If our ‘clean girl’ is the Blair, our ‘messy girl’ (yes, it’s a real thing) is the Serena. Ruling Tik Tok’s For You Page on the other side of the internet lurks the girl who deliberately chips her nail varnish and boasts that she hasn’t had a haircut in five years. She takes her coffee black and will sleep in her makeup so everyone thinks she’s doing a walk of shame the next day. She wants you to think she’s listening to Jimi Hendrix, when really, it’s Doja Cat soundtracking her commute.
Two households both alike in dignity, these star-crossed lovers do have one thing in common. The ASOS basket portal to one-another’s worlds: the claw clip. It’s the piece of plastic that will chomp down on your hair and sweep it into the shape of a French pastry. For some reason it most frequently appears in tortoiseshell, yet over the past year we’ve seen an groundswell of up-dos, held firmly in place with the trusty claw clip, in all shapes and sizes.

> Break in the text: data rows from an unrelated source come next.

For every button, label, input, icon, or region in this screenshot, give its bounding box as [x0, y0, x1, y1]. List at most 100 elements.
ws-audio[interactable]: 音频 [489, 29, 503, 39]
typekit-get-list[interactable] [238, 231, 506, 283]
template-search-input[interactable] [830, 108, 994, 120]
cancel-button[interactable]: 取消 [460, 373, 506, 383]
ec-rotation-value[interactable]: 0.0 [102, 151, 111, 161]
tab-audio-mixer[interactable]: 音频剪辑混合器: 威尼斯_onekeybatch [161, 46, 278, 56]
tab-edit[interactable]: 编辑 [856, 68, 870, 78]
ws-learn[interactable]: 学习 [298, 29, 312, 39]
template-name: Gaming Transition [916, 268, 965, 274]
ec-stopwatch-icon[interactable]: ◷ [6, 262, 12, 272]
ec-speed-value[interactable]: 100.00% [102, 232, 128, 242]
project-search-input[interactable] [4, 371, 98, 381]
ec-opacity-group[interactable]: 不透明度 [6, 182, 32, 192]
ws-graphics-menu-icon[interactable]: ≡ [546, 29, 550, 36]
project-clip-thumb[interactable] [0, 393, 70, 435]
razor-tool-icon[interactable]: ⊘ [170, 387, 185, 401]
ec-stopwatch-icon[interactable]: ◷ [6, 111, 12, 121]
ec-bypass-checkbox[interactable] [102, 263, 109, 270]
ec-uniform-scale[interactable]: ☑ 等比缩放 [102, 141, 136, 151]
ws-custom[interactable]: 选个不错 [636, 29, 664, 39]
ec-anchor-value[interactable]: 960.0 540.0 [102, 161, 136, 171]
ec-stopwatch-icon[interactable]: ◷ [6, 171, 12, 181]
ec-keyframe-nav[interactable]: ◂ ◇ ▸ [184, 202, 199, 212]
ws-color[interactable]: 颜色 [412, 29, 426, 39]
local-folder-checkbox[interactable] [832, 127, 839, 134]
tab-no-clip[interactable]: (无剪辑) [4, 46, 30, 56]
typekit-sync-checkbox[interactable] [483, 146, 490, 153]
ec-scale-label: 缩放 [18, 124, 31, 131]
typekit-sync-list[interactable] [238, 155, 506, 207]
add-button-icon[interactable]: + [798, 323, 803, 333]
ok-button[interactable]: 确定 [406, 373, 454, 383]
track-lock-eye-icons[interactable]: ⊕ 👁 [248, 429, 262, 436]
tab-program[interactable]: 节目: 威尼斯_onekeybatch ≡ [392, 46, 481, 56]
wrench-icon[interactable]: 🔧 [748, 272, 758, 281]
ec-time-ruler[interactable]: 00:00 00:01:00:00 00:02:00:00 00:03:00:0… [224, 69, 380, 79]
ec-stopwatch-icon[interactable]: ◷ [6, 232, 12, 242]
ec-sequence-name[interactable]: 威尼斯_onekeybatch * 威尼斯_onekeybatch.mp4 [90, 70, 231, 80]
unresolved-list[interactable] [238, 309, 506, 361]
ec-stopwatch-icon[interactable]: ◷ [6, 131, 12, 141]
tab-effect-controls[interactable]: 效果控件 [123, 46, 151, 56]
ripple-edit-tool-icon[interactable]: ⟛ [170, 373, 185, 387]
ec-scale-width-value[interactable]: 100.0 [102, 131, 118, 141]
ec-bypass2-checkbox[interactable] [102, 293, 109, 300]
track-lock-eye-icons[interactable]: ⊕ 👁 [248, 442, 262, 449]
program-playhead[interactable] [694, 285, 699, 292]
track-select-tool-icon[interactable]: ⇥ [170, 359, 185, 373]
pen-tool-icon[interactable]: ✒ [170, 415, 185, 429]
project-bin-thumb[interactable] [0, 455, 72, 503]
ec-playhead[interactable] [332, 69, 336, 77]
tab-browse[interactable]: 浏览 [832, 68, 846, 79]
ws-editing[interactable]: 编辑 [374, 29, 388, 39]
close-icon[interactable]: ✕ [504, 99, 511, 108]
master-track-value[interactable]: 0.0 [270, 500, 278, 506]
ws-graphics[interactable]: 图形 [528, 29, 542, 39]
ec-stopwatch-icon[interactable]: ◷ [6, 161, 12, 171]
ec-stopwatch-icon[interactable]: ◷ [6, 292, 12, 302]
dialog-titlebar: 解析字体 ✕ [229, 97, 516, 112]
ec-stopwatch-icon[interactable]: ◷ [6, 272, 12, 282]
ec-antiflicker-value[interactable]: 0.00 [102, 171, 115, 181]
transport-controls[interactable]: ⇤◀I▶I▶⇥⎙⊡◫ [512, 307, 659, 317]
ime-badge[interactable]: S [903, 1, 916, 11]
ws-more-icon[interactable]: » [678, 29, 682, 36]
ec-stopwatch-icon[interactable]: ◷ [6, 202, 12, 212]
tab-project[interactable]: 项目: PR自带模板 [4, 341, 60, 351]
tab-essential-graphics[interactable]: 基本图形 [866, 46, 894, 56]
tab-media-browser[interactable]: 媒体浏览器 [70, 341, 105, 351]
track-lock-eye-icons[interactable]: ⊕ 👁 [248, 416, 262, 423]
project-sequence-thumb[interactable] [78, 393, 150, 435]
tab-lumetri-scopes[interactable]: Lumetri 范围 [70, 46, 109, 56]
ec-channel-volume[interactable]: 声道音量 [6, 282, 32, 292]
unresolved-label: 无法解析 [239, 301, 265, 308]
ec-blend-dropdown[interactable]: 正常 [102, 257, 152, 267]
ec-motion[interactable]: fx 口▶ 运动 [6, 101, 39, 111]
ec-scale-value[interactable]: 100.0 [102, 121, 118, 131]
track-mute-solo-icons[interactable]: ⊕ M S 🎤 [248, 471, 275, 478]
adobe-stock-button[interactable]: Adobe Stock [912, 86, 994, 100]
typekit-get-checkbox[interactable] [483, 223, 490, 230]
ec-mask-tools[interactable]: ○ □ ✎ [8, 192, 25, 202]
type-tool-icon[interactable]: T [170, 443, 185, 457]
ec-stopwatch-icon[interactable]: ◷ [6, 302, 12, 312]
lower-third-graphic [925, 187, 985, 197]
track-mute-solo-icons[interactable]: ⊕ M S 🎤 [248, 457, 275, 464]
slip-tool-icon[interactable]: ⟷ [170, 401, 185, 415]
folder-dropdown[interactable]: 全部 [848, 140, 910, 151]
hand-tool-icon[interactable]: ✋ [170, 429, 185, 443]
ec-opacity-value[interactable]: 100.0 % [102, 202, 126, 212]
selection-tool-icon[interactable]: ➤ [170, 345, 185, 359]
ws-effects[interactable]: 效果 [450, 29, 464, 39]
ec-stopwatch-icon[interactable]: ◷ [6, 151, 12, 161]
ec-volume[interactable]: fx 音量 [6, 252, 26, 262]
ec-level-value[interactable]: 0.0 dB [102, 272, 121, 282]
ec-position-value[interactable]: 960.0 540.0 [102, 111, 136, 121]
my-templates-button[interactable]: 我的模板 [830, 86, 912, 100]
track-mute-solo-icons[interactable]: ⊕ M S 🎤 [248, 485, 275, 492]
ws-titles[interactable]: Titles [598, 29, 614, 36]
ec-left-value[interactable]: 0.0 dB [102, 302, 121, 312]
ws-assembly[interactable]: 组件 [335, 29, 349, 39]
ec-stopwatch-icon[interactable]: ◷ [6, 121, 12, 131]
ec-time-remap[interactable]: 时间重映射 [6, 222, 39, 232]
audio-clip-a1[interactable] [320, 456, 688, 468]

Popularised recently by the off-duty model style of the Hadids, Hailey Bieber et al, the clip first got its grip on society during the 1990s - greatly helped along by the likes of Jennifer Anniston, Gywneth Paltrow, Julia Roberts, and the main proprietor, 90s style icon Sarah Michelle Gellar.
By the mid-noughties, the clip had lost its allure somewhat. It shifted from It Girl fashion accessory to useful tool (a moment that marks the funeral of most fashion items). Just as scrunchies lost their charm, so too did the claw clip. When our mums started wearing them we respectfully decided to put them aside… until, lo and behold, dressing like your mum became cool. After a 15 year hiatus where they were only spotted on the school run, claw clips have clawed their way back into our lives.
Whilst the ‘clean girl’ wears hers to keep everything slicked back and held firmly in place, the ‘messy girl’ scoops everything up on top of her head, only to let it all fall out as the clip gradually surrenders to gravity. There’s also an in between that exists, the nonchalant Parisian version that allows just enough hair to fall out of place and perfectly frame the face.
However you’re wearing it, I for one am glad to see a trend that’s so easy to achieve - I don’t think my hair could take another bleaching. Maybe they’ll be flung aside again soon, at least for now, we’re gripped.